February 22, 2004

Unintelligent design in Georgia’s public schools

By: Eric Wearne

Sometimes the South just can’t help shooting itself in the foot. Last year, it was the fight to keep the stars and bars on Georgia’s state flag. Last month, the state made national news for a similarly embarrassing reason.

Georgia is in the process of revising its entire K-12 curriculum, and the state Department of Education unveiled the new science standards last week. Unfortunately, those new standards call for the replacement of the term “evolution” with the phrase “biological changes over time.” The theory of evolution isn’t being removed from the curriculum–teachers can and will still teach it–but the term has been eliminated. The resulting negative publicity caused State School Superintendent Kathy Cox to call a press conference in which she defended the decision, calling the word evolution “a buzzword that causes a lot of negative reaction.”

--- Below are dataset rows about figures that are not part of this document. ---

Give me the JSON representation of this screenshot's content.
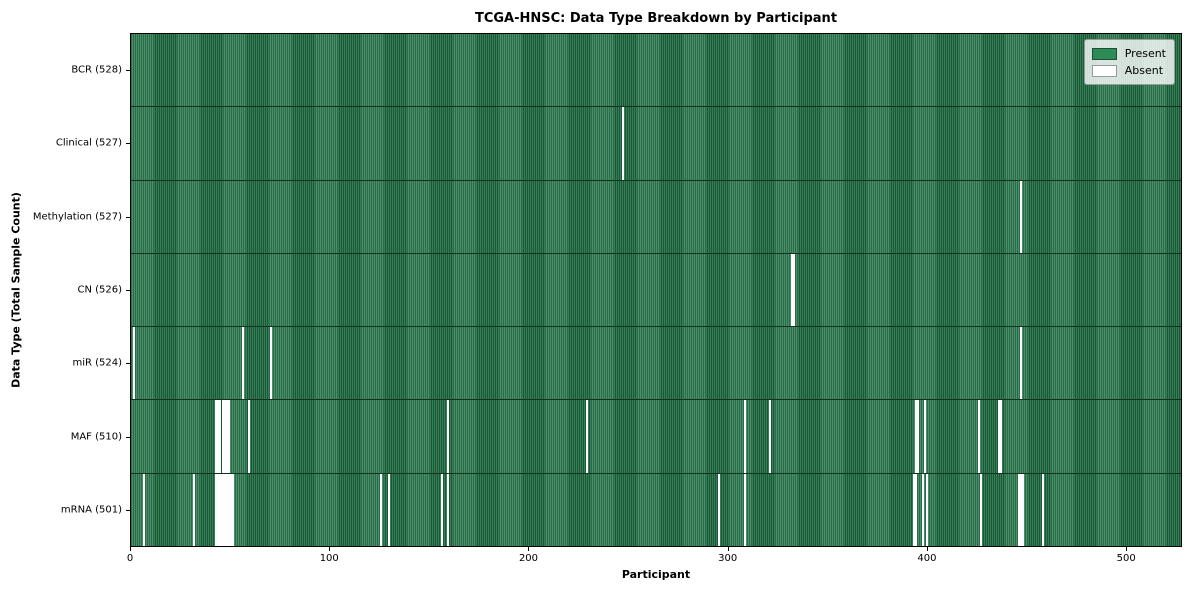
{
  "title": "TCGA-HNSC: Data Type Breakdown by Participant",
  "x_axis_label": "Participant",
  "y_axis_label": "Data Type (Total Sample Count)",
  "legend_items": [
    {
      "label": "Present",
      "color": "#2e8b57",
      "edge": "#1c4f33"
    },
    {
      "label": "Absent",
      "color": "#ffffff",
      "edge": "#9a9a9a"
    }
  ],
  "colors": {
    "present": "#2e8b57",
    "present_stripe_dark": "#1f5e3b",
    "present_stripe_light": "#378a5e",
    "absent": "#ffffff"
  },
  "chart_data": {
    "type": "heatmap",
    "title": "TCGA-HNSC: Data Type Breakdown by Participant",
    "xlabel": "Participant",
    "ylabel": "Data Type (Total Sample Count)",
    "legend": [
      "Present",
      "Absent"
    ],
    "legend_position": "upper right",
    "n_participants": 528,
    "x_range": [
      0,
      528
    ],
    "x_ticks": [
      0,
      100,
      200,
      300,
      400,
      500
    ],
    "rows": [
      {
        "label": "BCR (528)",
        "data_type": "BCR",
        "present_count": 528,
        "absent_participants": []
      },
      {
        "label": "Clinical (527)",
        "data_type": "Clinical",
        "present_count": 527,
        "absent_participants": [
          247
        ]
      },
      {
        "label": "Methylation (527)",
        "data_type": "Methylation",
        "present_count": 527,
        "absent_participants": [
          447
        ]
      },
      {
        "label": "CN (526)",
        "data_type": "CN",
        "present_count": 526,
        "absent_participants": [
          332,
          333
        ]
      },
      {
        "label": "miR (524)",
        "data_type": "miR",
        "present_count": 524,
        "absent_participants": [
          1,
          56,
          70,
          447
        ]
      },
      {
        "label": "MAF (510)",
        "data_type": "MAF",
        "present_count": 510,
        "absent_participants": [
          42,
          43,
          44,
          46,
          47,
          48,
          49,
          59,
          159,
          229,
          308,
          321,
          394,
          395,
          399,
          426,
          436,
          437
        ]
      },
      {
        "label": "mRNA (501)",
        "data_type": "mRNA",
        "present_count": 501,
        "absent_participants": [
          6,
          31,
          42,
          43,
          44,
          45,
          46,
          47,
          48,
          49,
          50,
          51,
          125,
          129,
          156,
          159,
          295,
          308,
          393,
          394,
          398,
          400,
          427,
          446,
          447,
          448,
          458
        ]
      }
    ]
  }
}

As they read that last statement, I’m sure a lot of people around the country will think of Kathy Cox as a crazy Bible-pounding right-winger. But, Cox is not a crazy; she is a reasonable person and really does have the students’ best interests at heart. But this situation is not helping Georgia’s or the South’s image across the country, and eliminating the word evolution–an accepted scientific term–from the state science curriculum isn’t going to help students any, either. The change has actually annoyed conservative groups too, since in practice, teachers can and will still discuss evolution. The state just won’t sanction the term itself.

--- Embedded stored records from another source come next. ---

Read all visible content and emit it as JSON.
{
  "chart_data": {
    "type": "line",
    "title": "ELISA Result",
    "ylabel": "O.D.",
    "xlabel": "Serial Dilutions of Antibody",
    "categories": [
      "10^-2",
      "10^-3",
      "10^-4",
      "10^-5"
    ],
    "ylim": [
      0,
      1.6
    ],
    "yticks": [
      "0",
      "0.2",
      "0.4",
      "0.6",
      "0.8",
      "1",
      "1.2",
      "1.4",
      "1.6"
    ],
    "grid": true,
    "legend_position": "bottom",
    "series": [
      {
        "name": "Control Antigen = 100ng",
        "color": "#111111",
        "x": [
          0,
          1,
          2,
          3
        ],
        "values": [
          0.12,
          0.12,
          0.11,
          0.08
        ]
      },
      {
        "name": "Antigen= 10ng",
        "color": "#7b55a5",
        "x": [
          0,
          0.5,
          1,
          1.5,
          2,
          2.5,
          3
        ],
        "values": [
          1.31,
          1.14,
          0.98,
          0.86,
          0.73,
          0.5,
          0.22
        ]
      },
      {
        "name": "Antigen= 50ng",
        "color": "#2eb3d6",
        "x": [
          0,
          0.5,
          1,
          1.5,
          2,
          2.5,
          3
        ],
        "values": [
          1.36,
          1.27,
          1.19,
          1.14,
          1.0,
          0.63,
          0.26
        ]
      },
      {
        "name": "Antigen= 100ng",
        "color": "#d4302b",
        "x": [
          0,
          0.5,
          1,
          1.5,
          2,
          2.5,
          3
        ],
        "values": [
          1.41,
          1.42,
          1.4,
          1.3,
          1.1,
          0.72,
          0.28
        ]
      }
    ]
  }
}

It is even more of a shame that this is happening because the evolution flap is overshadowing what is overall a pretty good revision of Georgia’s curriculum. Of course, the real solution to this mess is to free kids from a school system monopolized by the state government and allow parents to send them to whatever school they think will best suit their educational needs. Some may choose religious schools where students learn only creationism, but it’s quite clear that most parents just want the best, most up-to-date education they can get for their children. But barring a system of real school choice, the new curriculum is clearer and does hold students to higher standards than the previous muddy, unmeasurable mess we had. It has evolved…er, changed…over time.

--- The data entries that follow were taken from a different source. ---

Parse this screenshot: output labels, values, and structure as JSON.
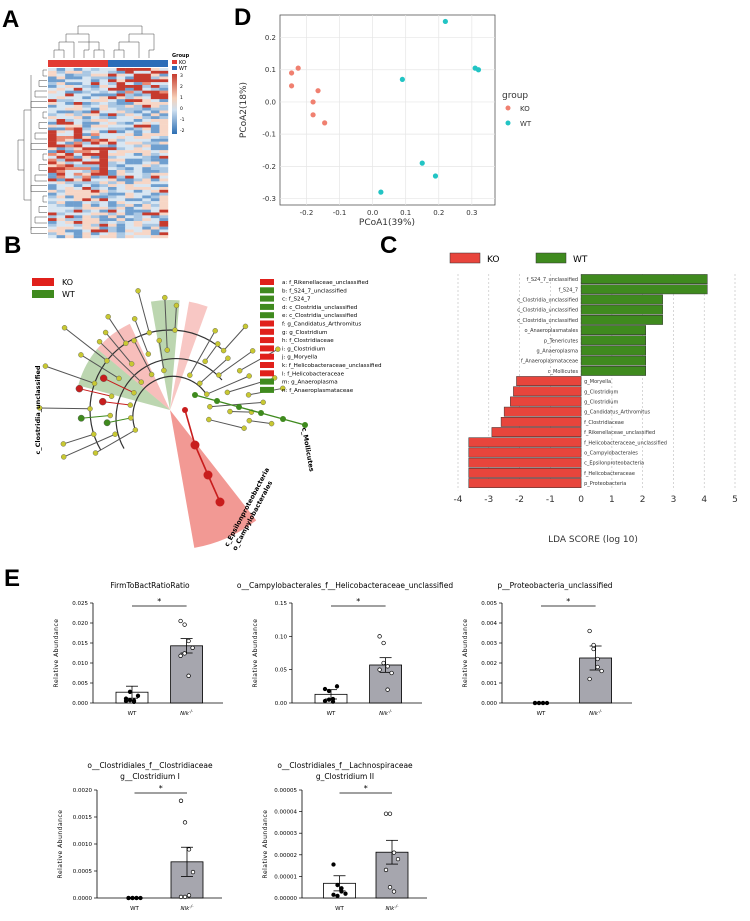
{
  "panel_labels": {
    "a": "A",
    "b": "B",
    "c": "C",
    "d": "D",
    "e": "E"
  },
  "colors": {
    "ko": "#e8453c",
    "wt": "#3f8a1e",
    "ko_pca": "#f08070",
    "wt_pca": "#22c4c4",
    "heat_low": "#2d6fb3",
    "heat_high": "#c63b2e",
    "node": "#c8c832"
  },
  "heatmap": {
    "legend_title": "Group",
    "group_ko": "KO",
    "group_wt": "WT",
    "scale_ticks": [
      "3",
      "2",
      "1",
      "0",
      "-1",
      "-2"
    ]
  },
  "cladogram": {
    "legend_ko": "KO",
    "legend_wt": "WT",
    "clade_labels": [
      "c_Clostridia_unclassified",
      "c_Mollicutes",
      "c_Epsilonproteobacteria",
      "o_Campylobacterales"
    ],
    "key": [
      {
        "text": "a: f_Rikenellaceae_unclassified",
        "group": "ko"
      },
      {
        "text": "b: f_S24_7_unclassified",
        "group": "wt"
      },
      {
        "text": "c: f_S24_7",
        "group": "wt"
      },
      {
        "text": "d: c_Clostridia_unclassified",
        "group": "wt"
      },
      {
        "text": "e: c_Clostridia_unclassified",
        "group": "wt"
      },
      {
        "text": "f: g_Candidatus_Arthromitus",
        "group": "ko"
      },
      {
        "text": "g: g_Clostridium",
        "group": "ko"
      },
      {
        "text": "h: f_Clostridiaceae",
        "group": "ko"
      },
      {
        "text": "i: g_Clostridium",
        "group": "ko"
      },
      {
        "text": "j: g_Moryella",
        "group": "ko"
      },
      {
        "text": "k: f_Helicobacteraceae_unclassified",
        "group": "ko"
      },
      {
        "text": "l: f_Helicobacteraceae",
        "group": "ko"
      },
      {
        "text": "m: g_Anaeroplasma",
        "group": "wt"
      },
      {
        "text": "n: f_Anaeroplasmataceae",
        "group": "wt"
      }
    ]
  },
  "chart_data": [
    {
      "id": "pcoa",
      "type": "scatter",
      "xlabel": "PCoA1(39%)",
      "ylabel": "PCoA2(18%)",
      "xlim": [
        -0.28,
        0.37
      ],
      "ylim": [
        -0.32,
        0.27
      ],
      "xticks": [
        "-0.2",
        "-0.1",
        "0.0",
        "0.1",
        "0.2",
        "0.3"
      ],
      "xtickvals": [
        -0.2,
        -0.1,
        0.0,
        0.1,
        0.2,
        0.3
      ],
      "yticks": [
        "0.2",
        "0.1",
        "0.0",
        "-0.1",
        "-0.2",
        "-0.3"
      ],
      "ytickvals": [
        0.2,
        0.1,
        0.0,
        -0.1,
        -0.2,
        -0.3
      ],
      "legend_title": "group",
      "series": [
        {
          "name": "KO",
          "points": [
            [
              -0.245,
              0.09
            ],
            [
              -0.225,
              0.105
            ],
            [
              -0.245,
              0.05
            ],
            [
              -0.165,
              0.035
            ],
            [
              -0.18,
              0.0
            ],
            [
              -0.18,
              -0.04
            ],
            [
              -0.145,
              -0.065
            ]
          ]
        },
        {
          "name": "WT",
          "points": [
            [
              0.22,
              0.25
            ],
            [
              0.09,
              0.07
            ],
            [
              0.31,
              0.105
            ],
            [
              0.32,
              0.1
            ],
            [
              0.15,
              -0.19
            ],
            [
              0.19,
              -0.23
            ],
            [
              0.025,
              -0.28
            ]
          ]
        }
      ]
    },
    {
      "id": "lefse",
      "type": "bar",
      "xlabel": "LDA SCORE (log 10)",
      "xlim": [
        -4,
        5
      ],
      "xticks": [
        "-4",
        "-3",
        "-2",
        "-1",
        "0",
        "1",
        "2",
        "3",
        "4",
        "5"
      ],
      "xtickvals": [
        -4,
        -3,
        -2,
        -1,
        0,
        1,
        2,
        3,
        4,
        5
      ],
      "legend": [
        "KO",
        "WT"
      ],
      "bars": [
        {
          "label": "f_S24_7_unclassified",
          "value": 4.1,
          "group": "WT"
        },
        {
          "label": "f_S24_7",
          "value": 4.1,
          "group": "WT"
        },
        {
          "label": "c_Clostridia_unclassified",
          "value": 2.65,
          "group": "WT"
        },
        {
          "label": "c_Clostridia_unclassified",
          "value": 2.65,
          "group": "WT"
        },
        {
          "label": "c_Clostridia_unclassified",
          "value": 2.65,
          "group": "WT"
        },
        {
          "label": "o_Anaeroplasmatales",
          "value": 2.1,
          "group": "WT"
        },
        {
          "label": "p_Tenericutes",
          "value": 2.1,
          "group": "WT"
        },
        {
          "label": "g_Anaeroplasma",
          "value": 2.1,
          "group": "WT"
        },
        {
          "label": "f_Anaeroplasmataceae",
          "value": 2.1,
          "group": "WT"
        },
        {
          "label": "c_Mollicutes",
          "value": 2.1,
          "group": "WT"
        },
        {
          "label": "g_Moryella",
          "value": -2.1,
          "group": "KO"
        },
        {
          "label": "g_Clostridium",
          "value": -2.2,
          "group": "KO"
        },
        {
          "label": "g_Clostridium",
          "value": -2.3,
          "group": "KO"
        },
        {
          "label": "g_Candidatus_Arthromitus",
          "value": -2.5,
          "group": "KO"
        },
        {
          "label": "f_Clostridiaceae",
          "value": -2.6,
          "group": "KO"
        },
        {
          "label": "f_Rikenellaceae_unclassified",
          "value": -2.9,
          "group": "KO"
        },
        {
          "label": "f_Helicobacteraceae_unclassified",
          "value": -3.65,
          "group": "KO"
        },
        {
          "label": "o_Campylobacterales",
          "value": -3.65,
          "group": "KO"
        },
        {
          "label": "c_Epsilonproteobacteria",
          "value": -3.65,
          "group": "KO"
        },
        {
          "label": "f_Helicobacteraceae",
          "value": -3.65,
          "group": "KO"
        },
        {
          "label": "p_Proteobacteria",
          "value": -3.65,
          "group": "KO"
        }
      ]
    },
    {
      "id": "e1",
      "type": "bar",
      "title": "FirmToBactRatioRatio",
      "ylabel": "Relative Abundance",
      "categories": [
        "WT",
        "Nlk"
      ],
      "cat_sup": [
        "",
        "-/-"
      ],
      "means": [
        0.0027,
        0.0143
      ],
      "sem": [
        0.0015,
        0.0018
      ],
      "ylim": [
        0,
        0.025
      ],
      "yticks": [
        "0.000",
        "0.005",
        "0.010",
        "0.015",
        "0.020",
        "0.025"
      ],
      "ytickvals": [
        0,
        0.005,
        0.01,
        0.015,
        0.02,
        0.025
      ],
      "points": [
        [
          0.0005,
          0.0007,
          0.0003,
          0.0018,
          0.0011,
          0.0028,
          0.0006
        ],
        [
          0.0205,
          0.0196,
          0.0155,
          0.0138,
          0.0118,
          0.0124,
          0.0068
        ]
      ],
      "sig": "*"
    },
    {
      "id": "e2",
      "type": "bar",
      "title": "o__Campylobacterales_f__Helicobacteraceae_unclassified",
      "ylabel": "Relative Abundance",
      "categories": [
        "WT",
        "Nlk"
      ],
      "cat_sup": [
        "",
        "-/-"
      ],
      "means": [
        0.013,
        0.057
      ],
      "sem": [
        0.007,
        0.011
      ],
      "ylim": [
        0,
        0.15
      ],
      "yticks": [
        "0.00",
        "0.05",
        "0.10",
        "0.15"
      ],
      "ytickvals": [
        0,
        0.05,
        0.1,
        0.15
      ],
      "points": [
        [
          0.003,
          0.005,
          0.002,
          0.025,
          0.021,
          0.018,
          0.006
        ],
        [
          0.1,
          0.09,
          0.055,
          0.045,
          0.05,
          0.06,
          0.02
        ]
      ],
      "sig": "*"
    },
    {
      "id": "e3",
      "type": "bar",
      "title": "p__Proteobacteria_unclassified",
      "ylabel": "Relative Abundance",
      "categories": [
        "WT",
        "Nlk"
      ],
      "cat_sup": [
        "",
        "-/-"
      ],
      "means": [
        0.0,
        0.00225
      ],
      "sem": [
        0.0,
        0.0006
      ],
      "ylim": [
        0,
        0.005
      ],
      "yticks": [
        "0.000",
        "0.001",
        "0.002",
        "0.003",
        "0.004",
        "0.005"
      ],
      "ytickvals": [
        0,
        0.001,
        0.002,
        0.003,
        0.004,
        0.005
      ],
      "points": [
        [
          0,
          0,
          0,
          0,
          0,
          0,
          0
        ],
        [
          0.0036,
          0.0029,
          0.0022,
          0.0016,
          0.0012,
          0.0027,
          0.0018
        ]
      ],
      "sig": "*"
    },
    {
      "id": "e4",
      "type": "bar",
      "title": "o__Clostridiales_f__Clostridiaceae",
      "subtitle": "g__Clostridium I",
      "ylabel": "Relative Abundance",
      "categories": [
        "WT",
        "Nlk"
      ],
      "cat_sup": [
        "",
        "-/-"
      ],
      "means": [
        0.0,
        0.00067
      ],
      "sem": [
        0.0,
        0.00027
      ],
      "ylim": [
        0,
        0.002
      ],
      "yticks": [
        "0.0000",
        "0.0005",
        "0.0010",
        "0.0015",
        "0.0020"
      ],
      "ytickvals": [
        0,
        0.0005,
        0.001,
        0.0015,
        0.002
      ],
      "points": [
        [
          0,
          0,
          0,
          0,
          0,
          0,
          0
        ],
        [
          0.0018,
          0.0014,
          0.0009,
          0.00048,
          2e-05,
          2e-05,
          5e-05
        ]
      ],
      "sig": "*"
    },
    {
      "id": "e5",
      "type": "bar",
      "title": "o__Clostridiales_f__Lachnospiraceae",
      "subtitle": "g_Clostridium II",
      "ylabel": "Relative Abundance",
      "categories": [
        "WT",
        "Nlk"
      ],
      "cat_sup": [
        "",
        "-/-"
      ],
      "means": [
        6.8e-06,
        2.12e-05
      ],
      "sem": [
        3.5e-06,
        5.5e-06
      ],
      "ylim": [
        0,
        5e-05
      ],
      "yticks": [
        "0.00000",
        "0.00001",
        "0.00002",
        "0.00003",
        "0.00004",
        "0.00005"
      ],
      "ytickvals": [
        0,
        1e-05,
        2e-05,
        3e-05,
        4e-05,
        5e-05
      ],
      "points": [
        [
          1.55e-05,
          6e-06,
          4.5e-06,
          2e-06,
          1.5e-06,
          1e-06,
          3e-06
        ],
        [
          3.9e-05,
          3.9e-05,
          2.1e-05,
          1.8e-05,
          1.3e-05,
          5e-06,
          3e-06
        ]
      ],
      "sig": "*"
    }
  ]
}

Before he screamed his way out of the picture, Howard Dean talked about courting all the Southern guys with Confederate flags on their pickup trucks. Now, sure, I myself drive a truck (without a rebel flag); but it’s hard for us in the South to move past Dean’s stereotype when we can’t even pull our science curriculum fully into the nineteenth century, let alone the twenty-first. (Gimme a break…trucks are just practical when you own a house).

As I said, Kathy Cox is not on a crusade to put creationism into the curriculum and eliminate evolution. In fact, at the ill-conceived press conference where she defended the decision, she said that since the curriculum is still only “proposed,” it could still be changed. In Cox’s own words: “If the public wishes that changes be made, we will do so.” Republican Governor Sonny Perdue, usually Cox’s ally, has said that the word “evolution” should be explicitly in the curriculum. Even Jimmy Carter, a former Georgia governor, as well as president, got this one right, saying that “Nationwide ridicule of Georgia’s public education system will be inevitable if this proposal is adopted.” The state was 50th in the U.S. in SAT scores last year, and Atlanta placed last or near-last in several categories of the 2003 Trial Urban District Assessment (TUDA), which compares several large urban districts on test scores, so Georgia’s public education system already deserves some ridicule. But situations like this don’t help the South shed its backwater image, and people nationally can’t tell that, a little backwardness notwithstanding, this really is a great place to live.

Eric Wearne is a research assistant at the Georgia Public Policy Foundation and a PhD student in Educational Studies at Emory University.